Desiree Mills is a junior Biology major at Tougaloo College that has been performing academic-year biomedical since joining the laboratory of Dr. Scoty Hearst in 2018. “Getting the opportunity to work with Dr. Hearst on his research, which is funded by Mississippi INBRE, has fostered a genuine interest and passion for research in me as I learn and obtain new skills while participating in a study that seeks to change neurodegenerative medicine.”


Dr. Hearst’s research investigates the role of matrix metelloproteinases (MMPs) involvement in the degradation of protein aggregates that are formed in many neurodegenerative diseases, which in addition of the protein aggregates causing neural dysfunction, the breakdown of these aggregates by MMP also increases toxicity in the affected cells, leading to neurodegeneration. Specifically, Dr. Hearst’s research, and that performed by his student researcher, Desiree Mills, has focused on the role of MMPs in metabolism of mutant ATXN1 aggregates found in the neurons of patients with the polyglutamine disease Spinocerebellar Ataxia type 1 (SCA1 disease). SCA1 is a progressive movement disorder that typically begins in early adulthood, with early signs and symptoms including problems with coordination and balance (ataxia), speech and swallowing difficulties, muscle stiffness, and weakness in the muscles that control eye movement.


Mills has been able to present her findings she has generated with Dr. Hearst with increased award recognition for her work over the past year, where she placed 5th overall for undergraduate poster presentation at the Mississippi IDeA Conference 2019, was awarded sponsorship to present her research and represent Mississippi INBRE at the Southeast Regional IDeA Conference 2019 in Lexington, KY, and even more importantly was specifically invited to present her SCA1 research at the University of Minnesota BGREAT Diversity Conference 2020 where she took first place overall for undergraduate research presentation.


“I am very proud of her. The University of Minnesota Medical School is home to one of the largest SCA1 research labs in the world and she was able to stand among their students and take 1st place,” praised Dr. Hearst.


Mills reflected on her presentation experience opportunities provided by Mississippi INBRE:

“After placing 5th at the 2019 Mississippi IDeA Conference and getting the opportunity to attend the SE Regional IDeA Conference is when I truly got the pleasure of meeting and interacting with not only members of the Mississippi INBRE team but also other student researchers. Though the trip was short the knowledge, experience and advice gained were tremendous as they pushed me to brush up on my communication skills and delivery and trained me to think quickly and critically on my feet. I left this trip much more confident in myself and my research which I believe is what aided me in preparing for the UMN BGREAT Diversity Conference where I placed 1st.”

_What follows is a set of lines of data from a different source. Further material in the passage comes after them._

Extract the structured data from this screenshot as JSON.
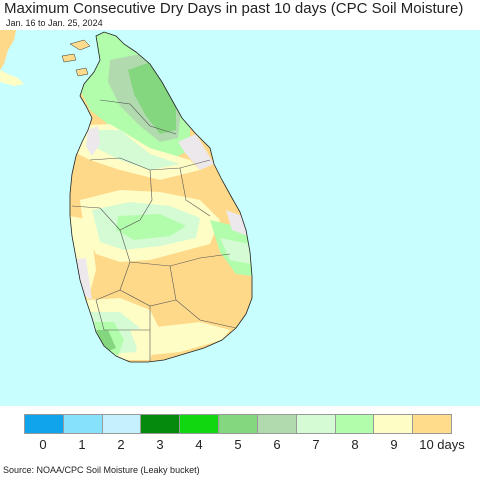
{
  "header": {
    "title": "Maximum Consecutive Dry Days in past 10 days (CPC Soil Moisture)",
    "date_range": "Jan. 16 to Jan. 25, 2024"
  },
  "legend": {
    "colors": [
      "#10a4ec",
      "#86e1fc",
      "#c5f1fd",
      "#068a0b",
      "#11d711",
      "#84d67f",
      "#b1dbae",
      "#d5fbd4",
      "#b1fdab",
      "#fefdc6",
      "#fedc8b"
    ],
    "labels": [
      "0",
      "1",
      "2",
      "3",
      "4",
      "5",
      "6",
      "7",
      "8",
      "9",
      "10 days"
    ]
  },
  "footer": {
    "source": "Source: NOAA/CPC Soil Moisture (Leaky bucket)"
  },
  "map_colors": {
    "ocean": "#c9fefe",
    "land_dry10": "#fed98a",
    "land_9": "#fefdc6",
    "land_8": "#b1fdab",
    "land_7": "#d5fbd4",
    "land_6": "#b1dbae",
    "land_5": "#84d67f",
    "no_data": "#ede8ec"
  }
}
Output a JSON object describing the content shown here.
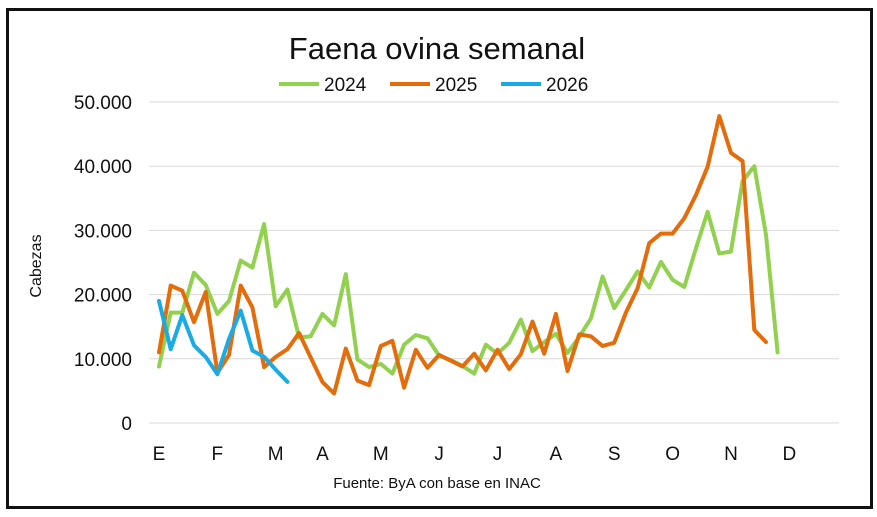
{
  "chart_data": {
    "type": "line",
    "title": "Faena ovina semanal",
    "ylabel": "Cabezas",
    "xlabel": "",
    "source": "Fuente: ByA con base en INAC",
    "ylim": [
      0,
      50000
    ],
    "y_ticks": [
      0,
      10000,
      20000,
      30000,
      40000,
      50000
    ],
    "y_tick_labels": [
      "0",
      "10.000",
      "20.000",
      "30.000",
      "40.000",
      "50.000"
    ],
    "x_tick_labels": [
      {
        "label": "E",
        "week": 1
      },
      {
        "label": "F",
        "week": 6
      },
      {
        "label": "M",
        "week": 11
      },
      {
        "label": "A",
        "week": 15
      },
      {
        "label": "M",
        "week": 20
      },
      {
        "label": "J",
        "week": 25
      },
      {
        "label": "J",
        "week": 30
      },
      {
        "label": "A",
        "week": 35
      },
      {
        "label": "S",
        "week": 40
      },
      {
        "label": "O",
        "week": 45
      },
      {
        "label": "N",
        "week": 50
      },
      {
        "label": "D",
        "week": 55
      }
    ],
    "x_range": [
      1,
      59
    ],
    "grid": true,
    "legend_position": "top-center",
    "series": [
      {
        "name": "2024",
        "color": "#92d050",
        "values": [
          8800,
          17200,
          17200,
          23400,
          21500,
          17000,
          19000,
          25300,
          24200,
          31000,
          18200,
          20800,
          13300,
          13500,
          17000,
          15200,
          23200,
          9900,
          8700,
          9200,
          7700,
          12200,
          13700,
          13200,
          10500,
          9800,
          8900,
          7700,
          12200,
          10800,
          12500,
          16100,
          11200,
          12600,
          13900,
          10900,
          13400,
          16300,
          22800,
          17900,
          20700,
          23600,
          21100,
          25100,
          22300,
          21200,
          27200,
          32900,
          26400,
          26700,
          37700,
          40000,
          29300,
          11000
        ]
      },
      {
        "name": "2025",
        "color": "#e46c0a",
        "values": [
          11000,
          21400,
          20600,
          15700,
          20400,
          7800,
          10600,
          21400,
          18000,
          8700,
          10300,
          11500,
          14000,
          10200,
          6400,
          4600,
          11600,
          6600,
          5900,
          12000,
          12800,
          5500,
          11400,
          8600,
          10600,
          9700,
          8800,
          10800,
          8200,
          11400,
          8400,
          10700,
          15800,
          10800,
          17000,
          8100,
          13800,
          13500,
          12000,
          12500,
          17200,
          21000,
          28000,
          29500,
          29500,
          31900,
          35500,
          39900,
          47800,
          42100,
          40800,
          14500,
          12600
        ]
      },
      {
        "name": "2026",
        "color": "#1aabe5",
        "values": [
          19000,
          11500,
          16800,
          12100,
          10300,
          7600,
          13100,
          17500,
          11300,
          10300,
          8300,
          6400
        ]
      }
    ]
  }
}
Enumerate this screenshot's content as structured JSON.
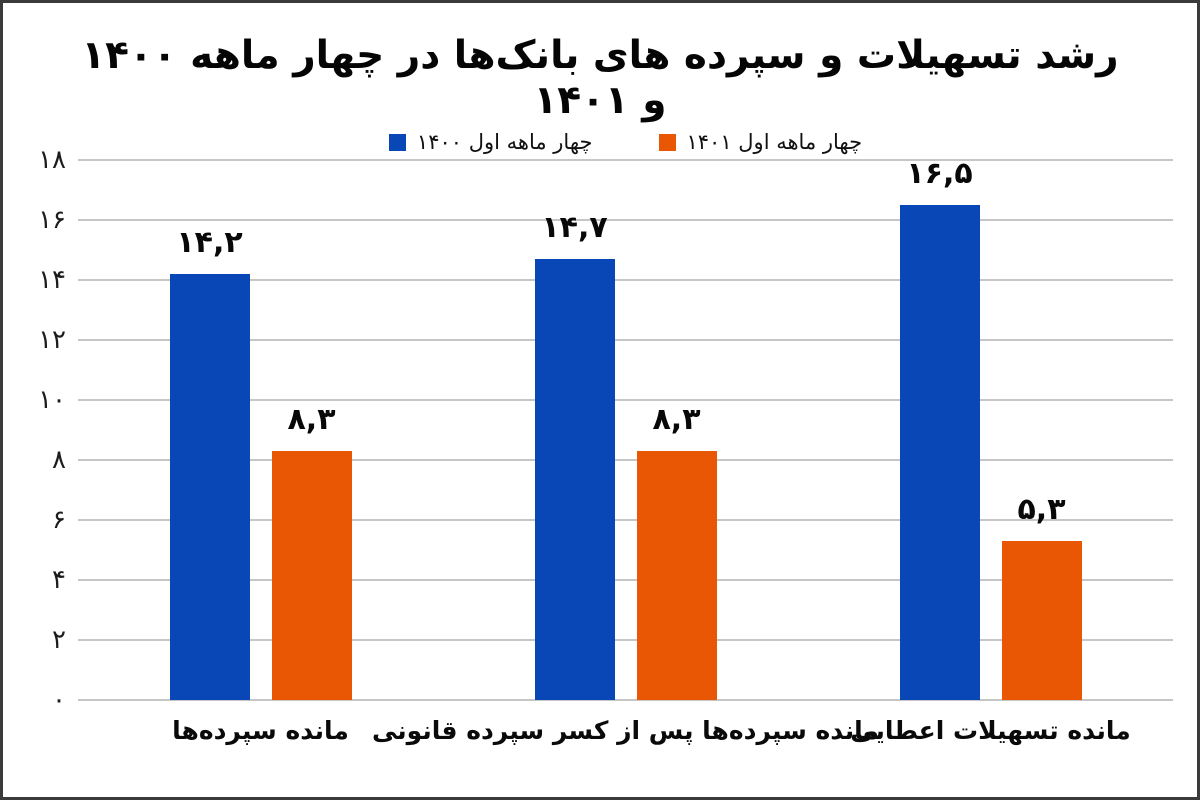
{
  "title": "رشد تسهیلات و سپرده های بانک‌ها در چهار ماهه ۱۴۰۰ و ۱۴۰۱",
  "colors": {
    "series_1400_blue": "#0946B6",
    "series_1401_orange": "#E95604",
    "gridline": "#c6c6c6",
    "frame_border": "#3a3a3a",
    "background": "#ffffff",
    "text": "#050505"
  },
  "chart_data": {
    "type": "bar",
    "title": "رشد تسهیلات و سپرده های بانک‌ها در چهار ماهه ۱۴۰۰ و ۱۴۰۱",
    "rtl": true,
    "grid": true,
    "legend_position": "top",
    "xlabel": "",
    "ylabel": "",
    "ylim": [
      0,
      18
    ],
    "ytick_step": 2,
    "yticks": [
      {
        "value": 18,
        "label": "۱۸"
      },
      {
        "value": 16,
        "label": "۱۶"
      },
      {
        "value": 14,
        "label": "۱۴"
      },
      {
        "value": 12,
        "label": "۱۲"
      },
      {
        "value": 10,
        "label": "۱۰"
      },
      {
        "value": 8,
        "label": "۸"
      },
      {
        "value": 6,
        "label": "۶"
      },
      {
        "value": 4,
        "label": "۴"
      },
      {
        "value": 2,
        "label": "۲"
      },
      {
        "value": 0,
        "label": "۰"
      }
    ],
    "categories": [
      "مانده سپرده‌ها",
      "مانده سپرده‌ها پس از کسر سپرده قانونی",
      "مانده تسهیلات اعطایی"
    ],
    "series": [
      {
        "name": "چهار ماهه اول ۱۴۰۰",
        "color": "#0946B6",
        "values": [
          14.2,
          14.7,
          16.5
        ],
        "value_labels": [
          "۱۴,۲",
          "۱۴,۷",
          "۱۶,۵"
        ]
      },
      {
        "name": "چهار ماهه اول ۱۴۰۱",
        "color": "#E95604",
        "values": [
          8.3,
          8.3,
          5.3
        ],
        "value_labels": [
          "۸,۳",
          "۸,۳",
          "۵,۳"
        ]
      }
    ]
  }
}
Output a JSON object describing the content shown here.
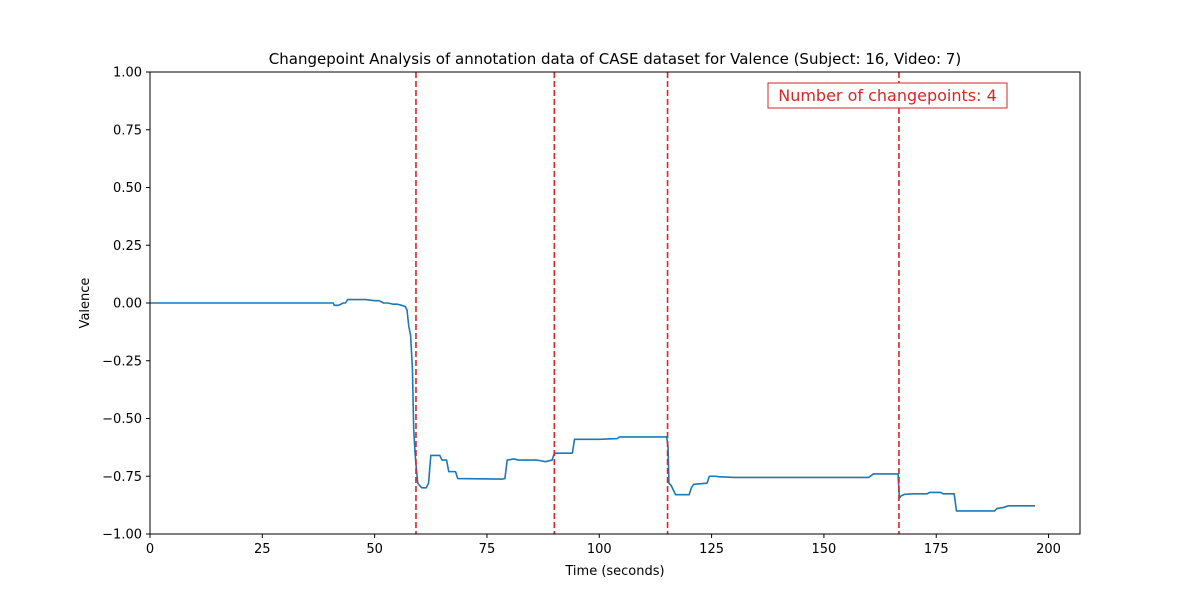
{
  "chart_data": {
    "type": "line",
    "title": "Changepoint Analysis of annotation data of CASE dataset for Valence (Subject: 16, Video: 7)",
    "xlabel": "Time (seconds)",
    "ylabel": "Valence",
    "xlim": [
      0,
      207
    ],
    "ylim": [
      -1.0,
      1.0
    ],
    "x_ticks": [
      0,
      25,
      50,
      75,
      100,
      125,
      150,
      175,
      200
    ],
    "y_ticks": [
      1.0,
      0.75,
      0.5,
      0.25,
      0.0,
      -0.25,
      -0.5,
      -0.75,
      -1.0
    ],
    "x_tick_labels": [
      "0",
      "25",
      "50",
      "75",
      "100",
      "125",
      "150",
      "175",
      "200"
    ],
    "y_tick_labels": [
      "1.00",
      "0.75",
      "0.50",
      "0.25",
      "0.00",
      "−0.25",
      "−0.50",
      "−0.75",
      "−1.00"
    ],
    "grid": false,
    "series": [
      {
        "color": "#1f77b4",
        "x": [
          0,
          40.8,
          41.0,
          42.0,
          43.0,
          43.5,
          44.0,
          48.0,
          50.0,
          51.0,
          52.0,
          53.0,
          54.0,
          55.0,
          56.0,
          56.8,
          57.2,
          57.6,
          58.0,
          58.4,
          58.7,
          59.0,
          59.3,
          59.6,
          60.0,
          60.5,
          61.0,
          61.5,
          62.0,
          62.5,
          63.0,
          64.5,
          65.0,
          66.0,
          66.5,
          68.0,
          68.5,
          78.0,
          78.5,
          79.0,
          79.5,
          81.0,
          82.0,
          86.0,
          87.0,
          88.0,
          89.5,
          90.0,
          94.0,
          94.5,
          96.0,
          100.0,
          104.0,
          104.5,
          115.0,
          115.3,
          115.5,
          116.0,
          117.0,
          120.0,
          120.5,
          121.0,
          124.0,
          124.5,
          126.0,
          126.5,
          130.0,
          160.0,
          161.0,
          166.5,
          166.8,
          167.2,
          168.0,
          170.0,
          173.0,
          173.5,
          176.0,
          176.5,
          179.0,
          179.5,
          180.0,
          188.0,
          188.5,
          190.0,
          191.0,
          197.0
        ],
        "y": [
          0.0,
          0.0,
          -0.01,
          -0.01,
          0.0,
          0.0,
          0.015,
          0.015,
          0.01,
          0.01,
          0.0,
          0.0,
          -0.005,
          -0.005,
          -0.01,
          -0.015,
          -0.03,
          -0.1,
          -0.14,
          -0.28,
          -0.55,
          -0.65,
          -0.72,
          -0.78,
          -0.79,
          -0.8,
          -0.8,
          -0.8,
          -0.78,
          -0.66,
          -0.66,
          -0.66,
          -0.68,
          -0.68,
          -0.73,
          -0.73,
          -0.76,
          -0.762,
          -0.762,
          -0.76,
          -0.68,
          -0.675,
          -0.68,
          -0.68,
          -0.683,
          -0.687,
          -0.68,
          -0.65,
          -0.65,
          -0.59,
          -0.59,
          -0.59,
          -0.587,
          -0.58,
          -0.58,
          -0.62,
          -0.78,
          -0.79,
          -0.83,
          -0.83,
          -0.8,
          -0.785,
          -0.78,
          -0.75,
          -0.75,
          -0.752,
          -0.755,
          -0.755,
          -0.74,
          -0.74,
          -0.845,
          -0.835,
          -0.828,
          -0.826,
          -0.826,
          -0.82,
          -0.82,
          -0.826,
          -0.826,
          -0.9,
          -0.9,
          -0.9,
          -0.89,
          -0.885,
          -0.878,
          -0.878
        ]
      }
    ],
    "changepoints": [
      59.2,
      90.0,
      115.2,
      166.7
    ],
    "changepoint_color": "#d62728",
    "annotation": {
      "text": "Number of changepoints: 4",
      "color": "#d62728"
    }
  }
}
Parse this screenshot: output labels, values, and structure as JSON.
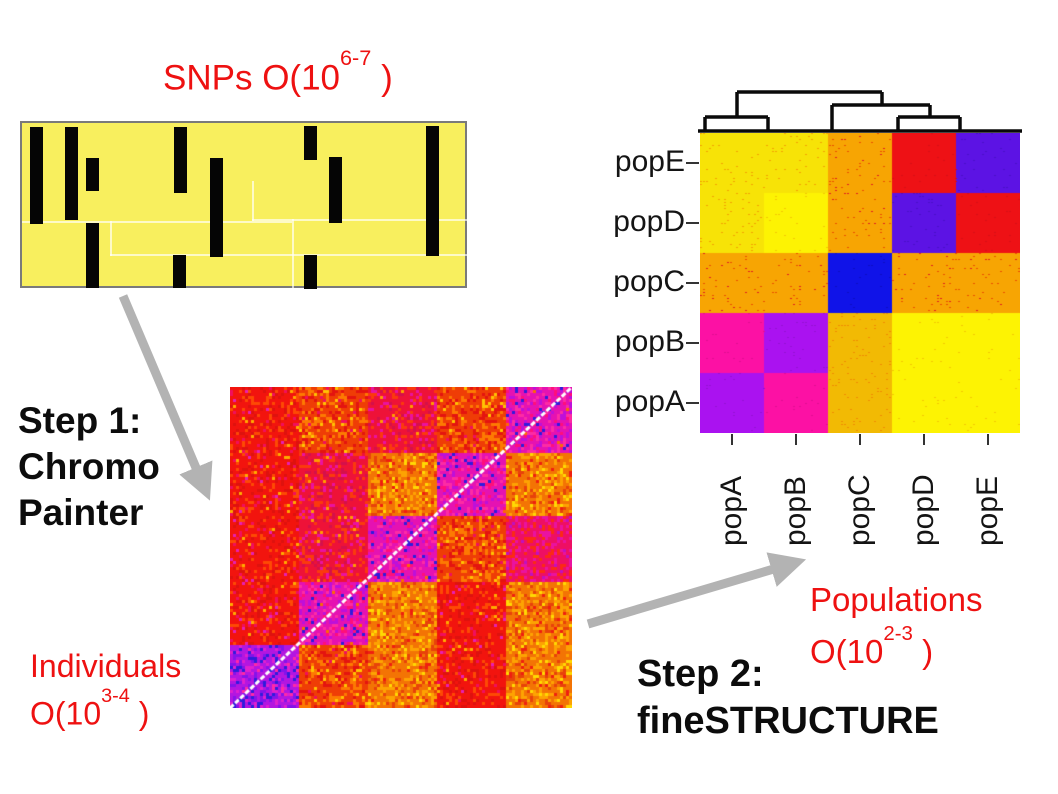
{
  "labels": {
    "snps_prefix": "SNPs O(10",
    "snps_sup": "6-7",
    "snps_suffix": " )",
    "step1_line1": "Step 1:",
    "step1_line2": "Chromo",
    "step1_line3": "Painter",
    "individuals_line1": "Individuals",
    "individuals_prefix": "O(10",
    "individuals_sup": "3-4",
    "individuals_suffix": " )",
    "populations_line1": "Populations",
    "populations_prefix": "O(10",
    "populations_sup": "2-3",
    "populations_suffix": " )",
    "step2_line1": "Step 2:",
    "step2_line2": "fineSTRUCTURE"
  },
  "colors": {
    "red_text": "#ee1111",
    "black_text": "#0c0c0c",
    "arrow_gray": "#b3b3b3",
    "snps_bg": "#f8ef5e",
    "snps_border": "#7a7a7a",
    "bar_black": "#050505",
    "dendrogram_black": "#0a0a0a"
  },
  "snps_figure": {
    "bars": [
      [
        8,
        4,
        13,
        97
      ],
      [
        43,
        4,
        13,
        93
      ],
      [
        64,
        35,
        13,
        33
      ],
      [
        64,
        100,
        13,
        65
      ],
      [
        152,
        4,
        13,
        66
      ],
      [
        151,
        132,
        13,
        33
      ],
      [
        188,
        35,
        13,
        99
      ],
      [
        282,
        3,
        13,
        34
      ],
      [
        282,
        132,
        13,
        34
      ],
      [
        307,
        34,
        13,
        66
      ],
      [
        404,
        3,
        13,
        130
      ]
    ],
    "faint_lines": [
      [
        0,
        98,
        270,
        2
      ],
      [
        230,
        96,
        217,
        2
      ],
      [
        88,
        131,
        359,
        2
      ],
      [
        0,
        195,
        300,
        2
      ],
      [
        330,
        195,
        117,
        2
      ],
      [
        130,
        237,
        200,
        2
      ],
      [
        270,
        96,
        2,
        101
      ],
      [
        88,
        98,
        2,
        35
      ],
      [
        130,
        195,
        2,
        44
      ],
      [
        330,
        195,
        2,
        44
      ],
      [
        230,
        58,
        2,
        40
      ]
    ]
  },
  "chart_data": [
    {
      "type": "heatmap",
      "title": "ChromoPainter coancestry matrix (individuals x individuals)",
      "rows": 5,
      "cols": 5,
      "diagonal": "white line, bottom-left to top-right",
      "cells": [
        [
          "red",
          "orangeRed",
          "crimson",
          "orangeRed",
          "magenta"
        ],
        [
          "red",
          "crimson",
          "orange",
          "magenta",
          "orange"
        ],
        [
          "red",
          "crimson",
          "magenta",
          "orangeRed",
          "crimsonMag"
        ],
        [
          "red",
          "magenta",
          "orange",
          "red",
          "orange"
        ],
        [
          "purpleDiag",
          "orangeRed",
          "orange",
          "red",
          "orange"
        ]
      ],
      "palette": {
        "red": {
          "base": "#f2140e",
          "spots": [
            [
              "#fd4a04",
              0.14
            ],
            [
              "#de120f",
              0.14
            ],
            [
              "#f00f5e",
              0.05
            ],
            [
              "#ffab00",
              0.02
            ],
            [
              "#e720b4",
              0.02
            ]
          ]
        },
        "orangeRed": {
          "base": "#ef3d06",
          "spots": [
            [
              "#fd7a02",
              0.22
            ],
            [
              "#e41410",
              0.18
            ],
            [
              "#ffc303",
              0.06
            ],
            [
              "#f00f5e",
              0.03
            ]
          ]
        },
        "orange": {
          "base": "#f37404",
          "spots": [
            [
              "#fda302",
              0.22
            ],
            [
              "#e8420a",
              0.14
            ],
            [
              "#ffd903",
              0.08
            ],
            [
              "#ef1f10",
              0.05
            ]
          ]
        },
        "crimson": {
          "base": "#ee1238",
          "spots": [
            [
              "#fb3a0c",
              0.15
            ],
            [
              "#ea12a0",
              0.12
            ],
            [
              "#d5104a",
              0.1
            ],
            [
              "#ff9d00",
              0.02
            ]
          ]
        },
        "crimsonMag": {
          "base": "#ee0f63",
          "spots": [
            [
              "#ea12a0",
              0.2
            ],
            [
              "#fb2a14",
              0.18
            ],
            [
              "#c011c0",
              0.05
            ]
          ]
        },
        "magenta": {
          "base": "#e512b2",
          "spots": [
            [
              "#bd10da",
              0.15
            ],
            [
              "#fd2ba4",
              0.15
            ],
            [
              "#2f1cdc",
              0.06
            ],
            [
              "#fb6a04",
              0.02
            ],
            [
              "#ff0f7a",
              0.1
            ]
          ]
        },
        "purpleDiag": {
          "base": "#b316e0",
          "spots": [
            [
              "#8413ea",
              0.18
            ],
            [
              "#2f1cdc",
              0.12
            ],
            [
              "#e020cf",
              0.15
            ],
            [
              "#ff2aa4",
              0.05
            ]
          ]
        }
      }
    },
    {
      "type": "heatmap",
      "title": "fineSTRUCTURE population coancestry matrix",
      "row_labels_top_to_bottom": [
        "popE",
        "popD",
        "popC",
        "popB",
        "popA"
      ],
      "col_labels_left_to_right": [
        "popA",
        "popB",
        "popC",
        "popD",
        "popE"
      ],
      "cells": [
        [
          "paleYellow",
          "paleYellow",
          "orange",
          "red",
          "violet"
        ],
        [
          "paleYellow",
          "brightYellow",
          "orange",
          "violet",
          "red"
        ],
        [
          "orange",
          "orange",
          "blue",
          "orange",
          "orange"
        ],
        [
          "magenta",
          "purple",
          "gold",
          "brightYellow",
          "brightYellow"
        ],
        [
          "purple",
          "magenta",
          "gold",
          "brightYellow",
          "brightYellow"
        ]
      ],
      "palette": {
        "paleYellow": {
          "base": "#f7e307",
          "dots": [
            [
              "#f2a303",
              0.1
            ]
          ]
        },
        "brightYellow": {
          "base": "#fdf303",
          "dots": [
            [
              "#f3c903",
              0.04
            ]
          ]
        },
        "orange": {
          "base": "#f7a503",
          "dots": [
            [
              "#ea5202",
              0.06
            ],
            [
              "#e02020",
              0.03
            ]
          ]
        },
        "gold": {
          "base": "#f2ba04",
          "dots": [
            [
              "#ef8d03",
              0.12
            ]
          ]
        },
        "red": {
          "base": "#ee1115",
          "dots": [
            [
              "#d81015",
              0.05
            ]
          ]
        },
        "violet": {
          "base": "#5c13e4",
          "dots": [
            [
              "#4a11c8",
              0.06
            ]
          ]
        },
        "blue": {
          "base": "#1013e8",
          "dots": [
            [
              "#0c10c4",
              0.05
            ]
          ]
        },
        "magenta": {
          "base": "#fc11a4",
          "dots": [
            [
              "#e20f92",
              0.06
            ]
          ]
        },
        "purple": {
          "base": "#aa12f0",
          "dots": [
            [
              "#9511d6",
              0.06
            ]
          ]
        }
      },
      "dendrogram": {
        "topology": "((popA,popB),(popC,(popD,popE)))",
        "segments": [
          [
            698,
            131,
            1022,
            131
          ],
          [
            705,
            117,
            768,
            117
          ],
          [
            898,
            117,
            960,
            117
          ],
          [
            832,
            105,
            930,
            105
          ],
          [
            737,
            92,
            882,
            92
          ],
          [
            705,
            117,
            705,
            131
          ],
          [
            768,
            117,
            768,
            131
          ],
          [
            898,
            117,
            898,
            131
          ],
          [
            960,
            117,
            960,
            131
          ],
          [
            832,
            105,
            832,
            131
          ],
          [
            930,
            105,
            930,
            117
          ],
          [
            737,
            92,
            737,
            117
          ],
          [
            882,
            92,
            882,
            105
          ]
        ]
      }
    }
  ]
}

Even more important than receiving recognition is the work that Dr. Hearst and Mills have accomplished. Like other neurodegenerative diseases such as Huntington’s disease, Alzheimer’s disease, and Parkinson’s disease which show increased MMP expression with disease involvement, Mills was able to fluorometrically confirm the colocalization of MMPs with ATXN1 aggregates in the nucleus of a SCA1 Drosophila fly model, as well as the confirmation of increased ATXN1 cleavage with increased MMP expression, indicating ATXN1 serves as a substrate of MMPs. They concluded, “MMPs may play an important role in ATXN1 solubility and enhance the SCA1 disease progression. We also found that dMMPs enhanced nuclear rupture and so MMPs may be toxic to neurons when expressed at high levels. Continuing this work is critical to supporting our long-term goal, which is to decipher the role of MMPs in neurodegenerative diseases using the drosophila SCA1 animal model as a model of neurodegenerative disease. Better understanding the roles of MMPs in neurodegenerative disease pathways will have a critical impact on neurodegenerative medicine.”